MOBOPINIONS Real Audience Research
Audience

Why mobile-first sample reaches the under-35s desktop panels miss

3 min read By

The research industry has a quiet under-35 problem.

Walk into any methodology review at a top brand, and somewhere in the appendix you’ll find a footnote conceding that 18-34s were “harder to recruit” or “weighted up.” Translation: the panel didn’t have enough of them, so the model is doing the heavy lifting. That’s not a sampling issue. It’s a delivery-channel issue.

The under-35 audience has migrated. They live on mobile. They don’t open desktop email recruitment links. They don’t sign up for landline panels. Many of them haven’t owned a desktop computer since they left university — or never owned one at all. The traditional research industry was built for a generation that did. We were built for the one that didn’t.

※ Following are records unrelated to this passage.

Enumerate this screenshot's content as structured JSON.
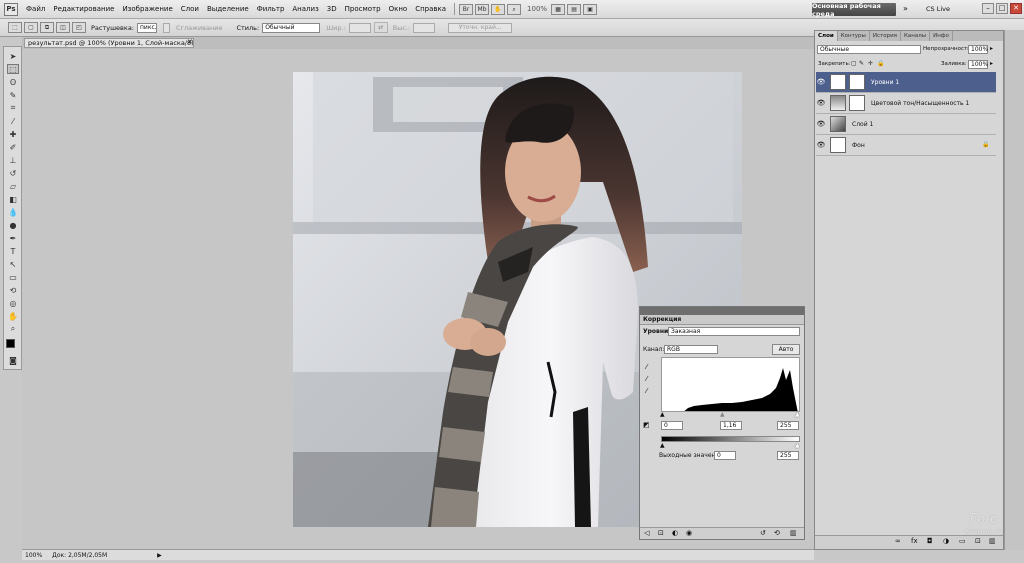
{
  "menubar": {
    "logo": "Ps",
    "items": [
      "Файл",
      "Редактирование",
      "Изображение",
      "Слои",
      "Выделение",
      "Фильтр",
      "Анализ",
      "3D",
      "Просмотр",
      "Окно",
      "Справка"
    ],
    "zoom": "100%",
    "workspace": "Основная рабочая среда",
    "cslive": "CS Live"
  },
  "options": {
    "feather_label": "Растушевка:",
    "feather_value": "пикс.",
    "antialias_label": "Сглаживание",
    "style_label": "Стиль:",
    "style_value": "Обычный",
    "width_label": "Шир.:",
    "height_label": "Выс.:",
    "refine_label": "Уточн. край..."
  },
  "document": {
    "tab_title": "результат.psd @ 100% (Уровни 1, Слой-маска/8) *"
  },
  "status": {
    "zoom": "100%",
    "doc_info": "Док: 2,05M/2,05M"
  },
  "layers_panel": {
    "tabs": [
      "Слои",
      "Контуры",
      "История",
      "Каналы",
      "Инфо"
    ],
    "blend_mode": "Обычные",
    "opacity_label": "Непрозрачность:",
    "opacity_value": "100%",
    "lock_label": "Закрепить:",
    "fill_label": "Заливка:",
    "fill_value": "100%",
    "layers": [
      {
        "name": "Уровни 1"
      },
      {
        "name": "Цветовой тон/Насыщенность 1"
      },
      {
        "name": "Слой 1"
      },
      {
        "name": "Фон"
      }
    ]
  },
  "adjustments": {
    "title": "Коррекция",
    "preset_label": "Уровни",
    "preset_value": "Заказная",
    "channel_label": "Канал:",
    "channel_value": "RGB",
    "auto_label": "Авто",
    "input_black": "0",
    "input_gamma": "1,16",
    "input_white": "255",
    "output_label": "Выходные значения:",
    "output_black": "0",
    "output_white": "255"
  },
  "watermark": {
    "line1": "Foto",
    "line2": "Komok.ru"
  }
}
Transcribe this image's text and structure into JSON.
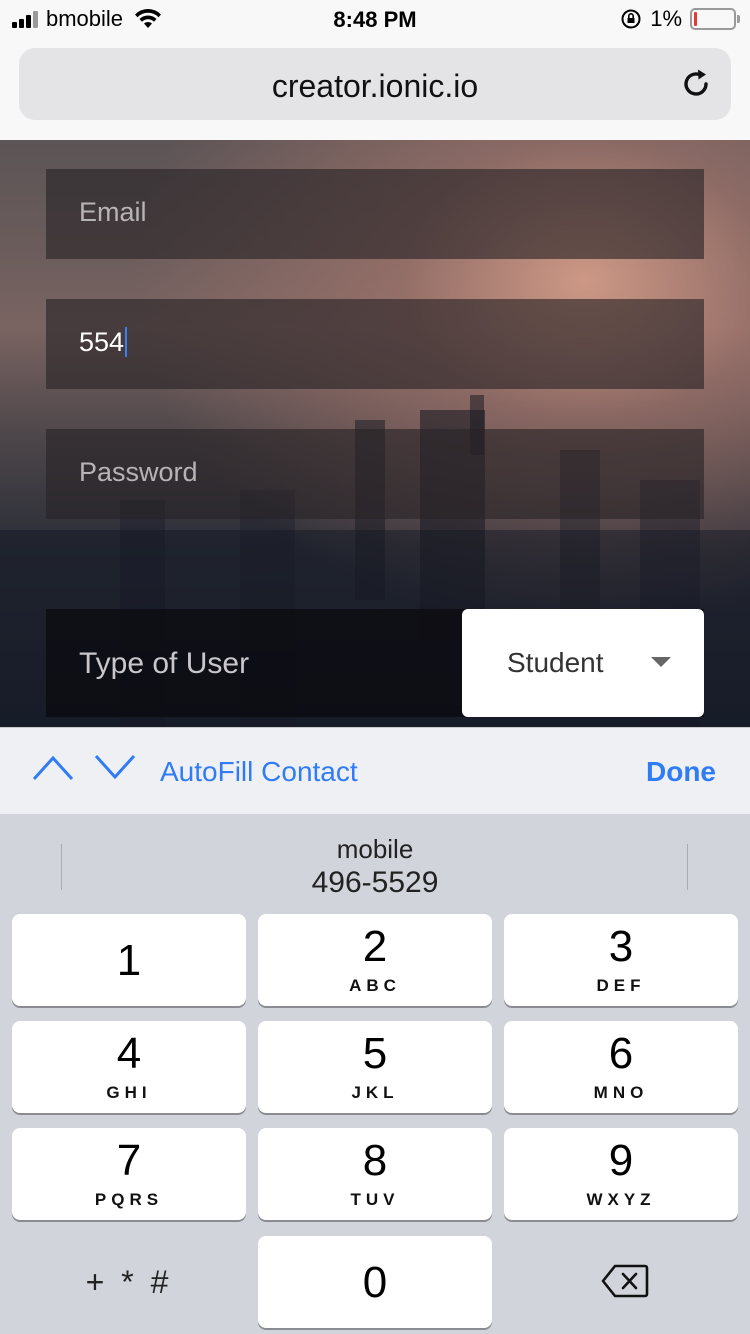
{
  "status_bar": {
    "carrier": "bmobile",
    "time": "8:48 PM",
    "battery_percent": "1%",
    "battery_level": 0.01
  },
  "browser": {
    "url": "creator.ionic.io"
  },
  "form": {
    "email_placeholder": "Email",
    "phone_value": "554",
    "password_placeholder": "Password",
    "type_label": "Type of User",
    "type_selected": "Student"
  },
  "accessory": {
    "autofill_label": "AutoFill Contact",
    "done_label": "Done"
  },
  "keyboard": {
    "suggestion_label": "mobile",
    "suggestion_value": "496-5529",
    "keys": [
      {
        "digit": "1",
        "letters": ""
      },
      {
        "digit": "2",
        "letters": "ABC"
      },
      {
        "digit": "3",
        "letters": "DEF"
      },
      {
        "digit": "4",
        "letters": "GHI"
      },
      {
        "digit": "5",
        "letters": "JKL"
      },
      {
        "digit": "6",
        "letters": "MNO"
      },
      {
        "digit": "7",
        "letters": "PQRS"
      },
      {
        "digit": "8",
        "letters": "TUV"
      },
      {
        "digit": "9",
        "letters": "WXYZ"
      }
    ],
    "symbols_key": "+ * #",
    "zero_key": "0"
  }
}
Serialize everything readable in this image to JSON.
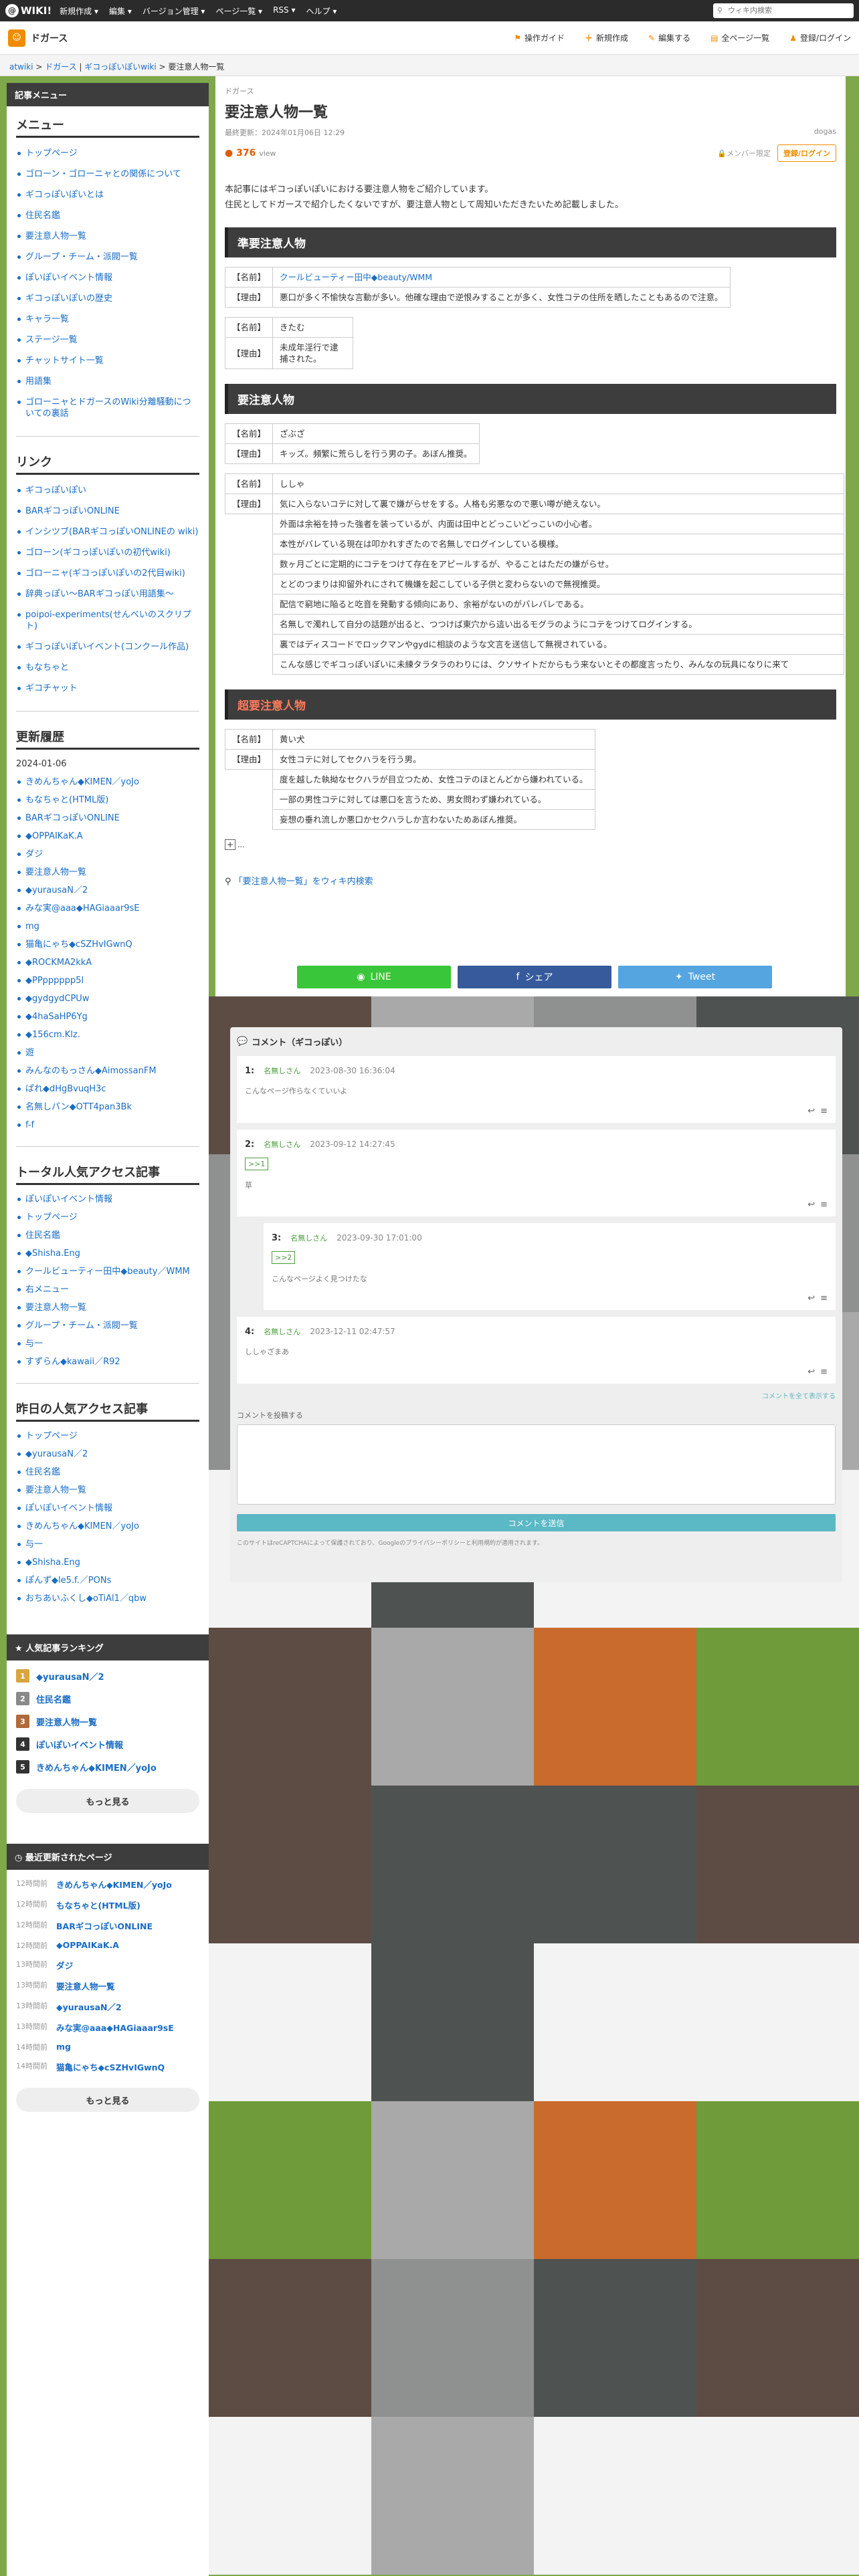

Where the under-35s actually are

Smartphones are the dominant computing device for everyone under 35 worldwide, and the only computing device for a fast-growing share of them. In emerging markets the share is even higher: the first device a Brazilian, Nigerian, or Indonesian Gen-Z respondent ever owned is, in nearly every case, a phone.

Desktop-era panels were optimised around the household — one PC, one shared email address, one verifiable identity per household. Mobile is the opposite: one device per person, used hundreds of times a day, in fragments of attention. That changes everything about how you recruit, how you screen, how you engineer the survey UX.

If your sample partner is still routing to recruited panellists on desktop, you’re under-sampling the audience whose opinions decide market launches and elections. Weighting up survey respondents you couldn’t recruit is a polite way of fabricating data.

What “mobile-first sample” actually means

It is not a desktop survey rendered smaller. It is:

  • Recruitment in the apps people already use, not via inbox spam.
  • Surveys engineered for thumbs and commutes — short LOI, sound-off video, no horizontal scroll on matrices, lazy-loaded images.
  • Identity verified at the device level, not at the household.
  • Quality screening that catches the AI/bot patterns built specifically to defeat mobile panels.

When you do those four things together, you stop weighting up under-35 quotas. You hit them naturally.

The data shape

In our network, the median respondent under 35 finishes a 5-minute mobile survey in just over 4 minutes — faster than the desktop equivalent — with higher attention scores on speeder/straight-liner detection. That is the exact reverse of the 2010s narrative that mobile respondents were lazy. The narrative was true when surveys were ported. It hasn’t been true since they were redesigned.

For brand teams, this means the difference between getting a real read on Gen Z purchase intent and “weighting an over-50 sample up.” For political teams, it means reaching the bloc most likely to swing a close election in markets where landlines died a decade ago. For agencies, it means filling quotas on younger cells without burning the project’s budget on incentives.

What to ask your sample provider

If you’re auditing a panel’s under-35 capability, three questions cut through the marketing copy:

  1. What share of the panel completes on mobile vs desktop? (Not “responsive” — actual completes.)
  2. What’s the median age of respondents in the last 1,000 fielded completes for a general consumer study? (Most desktop panels are mid-40s.)
  3. What’s the cost-per-complete for an unweighted under-35 sample? (If they need to weight, they’ll pad either price or LOI to get there.)

If the answers come back nervous, the panel is built for a different audience than the one your study needs.

The market is not going back

Desktop panels are not going away — they have a place in B2B, in legacy tracking studies, in older professional audiences. But the audience that decides categories most brands care about is on a phone. So is the audience that decides elections. Research has to live where they live.

That’s the bet MOBOPINIONS placed in 2014. Twelve years later, it looks like the obvious one.